AsiaX

第2回 シンガポールの法人税

2回目は、シンガポールの税収のうち最も大きな割合を占める「法人税」についてお話しします。日本では、法人税は「法人税法」に定められていますが、シンガポールには「法人税法」という法律はありません。シンガポールでは、法人も個人も所得に対する課税は全て「所得税法」の中に定められています。従って、シンガポールの法人税は、「法人の所得税」と言う方が適切かもしれませんが、ここでは便宜的に「法人税」と称します。

 

シンガポールの所得税(法人税も含む)は、原則として1月1日から12月31日までの暦年の所得について、その翌年に課税されます。但し、法人が12月31日以外の日を決算日として会計を行っている場合には、その法人の全ての所得について会計年度を基準にして申告することが認められています。所得税が賦課決定される年度を賦課年度(Year of Assessment=YA)と称し、申告・納税・税制改正の適用時期など、シンガポールの所得税に関するたいていのことはこの賦課年度で語られます。

 

納税義務者は、居住者と非居住者に区別され、それぞれ税務上の取り扱いが異なります。法人の場合、シンガポールで管理・統括を行っている法人が居住者として扱われます。従って、シンガポールで会社を設立しただけでは、居住法人と見なされない場合があります。シンガポールで登記される外国会社のシンガポール支店は、管理・統括が本社で行われているため、非居住法人として取り扱われます。居住法人も非居住法人も、税務上の取り扱いに大きな違いはありませんが、外国税額控除やシンガポールで受け取った所定の国外源泉所得の免税などは、居住法人にしか適用されません。

 

シンガポールは、課税原則に属地主義を採用しており、個人も法人も、シンガポールで発生した所得、シンガポールで稼得した所得、シンガポール国外で得た所得のうちシンガポールで受け取った所得について課税されます。ただし、個人(パートナーシップを除く)がシンガポールで受け取った国外源泉所得は2005賦課年度より免税とされています。

 

さらに所得税法では、課税対象となる所得の種類について、①事業所得②雇用所得③配当、利子、割引料④年金、養育費、年金保険⑤賃貸料、使用料、礼金、その他資産から生じる所得⑥その他上記に該当しない利得または利益、の6つに分類しており、法人の場合には、このうちの②と④を除く4つが該当します。

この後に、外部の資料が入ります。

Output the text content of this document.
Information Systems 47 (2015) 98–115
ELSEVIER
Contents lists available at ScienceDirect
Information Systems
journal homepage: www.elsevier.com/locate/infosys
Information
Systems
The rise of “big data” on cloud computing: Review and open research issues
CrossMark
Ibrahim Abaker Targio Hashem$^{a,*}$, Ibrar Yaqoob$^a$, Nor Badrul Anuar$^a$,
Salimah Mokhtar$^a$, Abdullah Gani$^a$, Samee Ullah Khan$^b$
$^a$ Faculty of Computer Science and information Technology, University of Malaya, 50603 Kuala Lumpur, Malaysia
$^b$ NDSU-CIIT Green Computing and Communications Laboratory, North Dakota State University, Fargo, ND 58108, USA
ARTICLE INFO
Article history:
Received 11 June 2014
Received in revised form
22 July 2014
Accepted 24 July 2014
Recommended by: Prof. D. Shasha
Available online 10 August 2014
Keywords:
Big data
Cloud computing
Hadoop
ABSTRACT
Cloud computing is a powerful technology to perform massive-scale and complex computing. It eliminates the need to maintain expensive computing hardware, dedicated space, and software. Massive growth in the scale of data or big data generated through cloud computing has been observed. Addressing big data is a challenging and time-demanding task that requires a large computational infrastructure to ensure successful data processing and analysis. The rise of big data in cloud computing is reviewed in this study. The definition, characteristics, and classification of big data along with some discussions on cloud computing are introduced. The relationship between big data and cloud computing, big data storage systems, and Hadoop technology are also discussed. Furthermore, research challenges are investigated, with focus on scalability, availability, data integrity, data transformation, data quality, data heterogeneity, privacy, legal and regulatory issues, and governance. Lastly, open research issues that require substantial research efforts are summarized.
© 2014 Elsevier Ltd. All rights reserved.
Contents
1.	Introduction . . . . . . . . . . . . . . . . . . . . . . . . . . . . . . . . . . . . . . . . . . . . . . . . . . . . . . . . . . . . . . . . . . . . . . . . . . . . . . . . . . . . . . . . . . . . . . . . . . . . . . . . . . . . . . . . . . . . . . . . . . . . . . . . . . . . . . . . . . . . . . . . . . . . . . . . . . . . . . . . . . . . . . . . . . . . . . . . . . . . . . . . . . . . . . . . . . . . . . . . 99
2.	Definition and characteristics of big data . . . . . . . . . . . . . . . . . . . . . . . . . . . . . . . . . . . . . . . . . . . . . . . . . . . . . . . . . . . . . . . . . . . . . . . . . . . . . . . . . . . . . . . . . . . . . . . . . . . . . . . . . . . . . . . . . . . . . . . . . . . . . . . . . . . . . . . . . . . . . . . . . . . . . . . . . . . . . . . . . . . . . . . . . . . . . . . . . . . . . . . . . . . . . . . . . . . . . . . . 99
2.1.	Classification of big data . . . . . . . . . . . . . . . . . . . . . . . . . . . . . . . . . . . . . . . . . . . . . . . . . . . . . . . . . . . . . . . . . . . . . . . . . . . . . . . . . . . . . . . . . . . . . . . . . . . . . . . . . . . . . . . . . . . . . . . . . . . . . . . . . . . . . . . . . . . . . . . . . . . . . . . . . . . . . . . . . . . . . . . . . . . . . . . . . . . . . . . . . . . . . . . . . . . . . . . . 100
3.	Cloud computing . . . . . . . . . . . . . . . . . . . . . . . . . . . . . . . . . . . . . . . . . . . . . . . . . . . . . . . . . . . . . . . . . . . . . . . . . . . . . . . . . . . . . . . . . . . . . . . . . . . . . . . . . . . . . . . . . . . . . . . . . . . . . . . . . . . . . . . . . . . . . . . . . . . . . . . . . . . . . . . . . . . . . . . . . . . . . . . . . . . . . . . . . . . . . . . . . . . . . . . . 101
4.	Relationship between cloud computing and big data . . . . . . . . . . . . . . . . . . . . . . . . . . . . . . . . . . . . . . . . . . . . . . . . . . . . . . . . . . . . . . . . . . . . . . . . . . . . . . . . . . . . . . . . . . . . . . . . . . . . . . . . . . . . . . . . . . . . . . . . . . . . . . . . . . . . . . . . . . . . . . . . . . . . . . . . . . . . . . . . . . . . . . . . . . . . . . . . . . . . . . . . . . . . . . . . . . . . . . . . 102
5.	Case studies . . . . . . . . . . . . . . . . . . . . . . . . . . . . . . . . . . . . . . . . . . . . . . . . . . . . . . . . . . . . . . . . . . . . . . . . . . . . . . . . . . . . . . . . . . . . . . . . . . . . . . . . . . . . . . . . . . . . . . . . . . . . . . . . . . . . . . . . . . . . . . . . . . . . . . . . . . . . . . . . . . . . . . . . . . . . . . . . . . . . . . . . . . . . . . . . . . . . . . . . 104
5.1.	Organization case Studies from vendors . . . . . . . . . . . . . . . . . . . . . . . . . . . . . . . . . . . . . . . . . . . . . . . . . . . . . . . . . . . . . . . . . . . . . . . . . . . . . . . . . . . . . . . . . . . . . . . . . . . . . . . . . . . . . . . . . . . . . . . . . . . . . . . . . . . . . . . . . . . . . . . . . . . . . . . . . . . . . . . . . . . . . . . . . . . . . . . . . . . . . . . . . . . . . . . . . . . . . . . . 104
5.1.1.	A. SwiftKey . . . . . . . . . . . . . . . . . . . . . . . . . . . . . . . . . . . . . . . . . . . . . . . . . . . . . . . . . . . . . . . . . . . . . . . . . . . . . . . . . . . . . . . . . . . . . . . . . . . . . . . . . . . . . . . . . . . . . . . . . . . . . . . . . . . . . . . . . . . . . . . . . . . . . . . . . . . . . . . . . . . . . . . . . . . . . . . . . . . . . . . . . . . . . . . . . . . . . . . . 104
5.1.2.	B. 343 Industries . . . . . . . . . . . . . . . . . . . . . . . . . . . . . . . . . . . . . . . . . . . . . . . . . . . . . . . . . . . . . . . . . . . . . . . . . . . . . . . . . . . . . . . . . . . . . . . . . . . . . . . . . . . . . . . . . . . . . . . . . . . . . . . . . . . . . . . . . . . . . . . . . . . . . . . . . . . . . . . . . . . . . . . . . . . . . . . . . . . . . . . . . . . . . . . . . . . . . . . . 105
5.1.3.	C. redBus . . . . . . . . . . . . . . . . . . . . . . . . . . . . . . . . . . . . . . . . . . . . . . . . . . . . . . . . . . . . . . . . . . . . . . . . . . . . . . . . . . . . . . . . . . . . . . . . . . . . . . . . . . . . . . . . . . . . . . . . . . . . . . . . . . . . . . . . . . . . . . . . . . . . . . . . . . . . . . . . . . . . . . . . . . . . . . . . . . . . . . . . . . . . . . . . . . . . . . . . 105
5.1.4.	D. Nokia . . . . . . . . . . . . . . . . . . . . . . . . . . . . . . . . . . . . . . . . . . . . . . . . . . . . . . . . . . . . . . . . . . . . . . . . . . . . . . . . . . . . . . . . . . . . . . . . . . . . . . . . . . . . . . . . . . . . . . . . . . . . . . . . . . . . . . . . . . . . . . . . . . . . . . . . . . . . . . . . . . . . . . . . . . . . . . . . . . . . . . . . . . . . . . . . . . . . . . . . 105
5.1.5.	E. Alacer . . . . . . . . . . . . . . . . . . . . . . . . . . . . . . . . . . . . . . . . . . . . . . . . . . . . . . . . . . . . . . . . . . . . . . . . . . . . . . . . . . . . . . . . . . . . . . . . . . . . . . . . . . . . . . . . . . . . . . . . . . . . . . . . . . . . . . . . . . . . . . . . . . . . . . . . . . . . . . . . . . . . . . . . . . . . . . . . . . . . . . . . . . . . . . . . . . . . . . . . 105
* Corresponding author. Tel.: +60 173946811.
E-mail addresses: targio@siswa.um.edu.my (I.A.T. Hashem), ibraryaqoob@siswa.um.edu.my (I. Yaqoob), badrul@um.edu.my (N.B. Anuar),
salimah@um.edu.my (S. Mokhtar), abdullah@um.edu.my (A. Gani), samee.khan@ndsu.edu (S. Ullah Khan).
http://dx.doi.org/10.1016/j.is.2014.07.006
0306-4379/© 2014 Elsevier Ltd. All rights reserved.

法人税の税率は、2010賦課年度から17%に据え置かれています。2008賦課年度より、課税所得のうち最初の1万Sドルまでの75%および次の29万Sドルまでの50%は免税所得とされています。従って、例えば課税所得が30万Sドルであった場合、実効税率は8.36%になります。

 

シンガポールは、アジアの中では香港についで税率が低い国ですが、アジアの他の国も今や税率が30%以下の国がほとんどになりました。しかし、各国の税率がこれほど低くなったのはここ10年ほどの話で、少し前までは、香港と台湾を除き、アジアではどの国も法人税率は30%を超えているのが当たり前でした。21世紀に入りビジネスのグローバル化が進むと共に、世界各国の税率競争も激しさを増し、シンガポールはその中で先陣を切って税率を引き下げ、国としての競争力の強化に力を入れてきました。

 

 

課税所得は、所得の種類毎に益金から損金を控除して計算されます。シンガポールにはキャピタル・ゲイン課税の制度がなく、キャピタル・ゲインは非課税所得であり、開業費や出資にかかる法務費用などはキャピタル・ロスとして損金に算入されません。減価償却費は、税務上認められた固定資定についてのみ、キャピタルアローワンスとして償却することができます。また、シンガポールの交通政策上、乗用車に関する費用は一切損金として認められません。事業所得に欠損が生じた場合には、まずその他の所得と通算し、控除しきれない欠損金は翌年以降に繰り越すことができます。繰越欠損金は、究極の株主が50%以上同一である限り、何年でも繰り越して将来の課税所得と相殺することができます。なお、未控除キャピタル・アローワンスの繰越については、株主の変動がないことだけでなく同じ事業を継続していることも要件とされます。事業所得以外の所得に生じた欠損については、他の所得との通算や翌年以降への繰越は認められていません。

 

法人は、まず決算日から3ヶ月以内に見積課税所得(ECI)を申告し、法人税を予納します。本申告(FormC)の提出期限は、賦課年度、すなわち決算日の翌年の11月30日です。会社法上、会計監査が義務づけられている会社は、監査済決算書に基づいて申告書を作成し、申告書と一緒に監査済決算書を提出しなければなりません。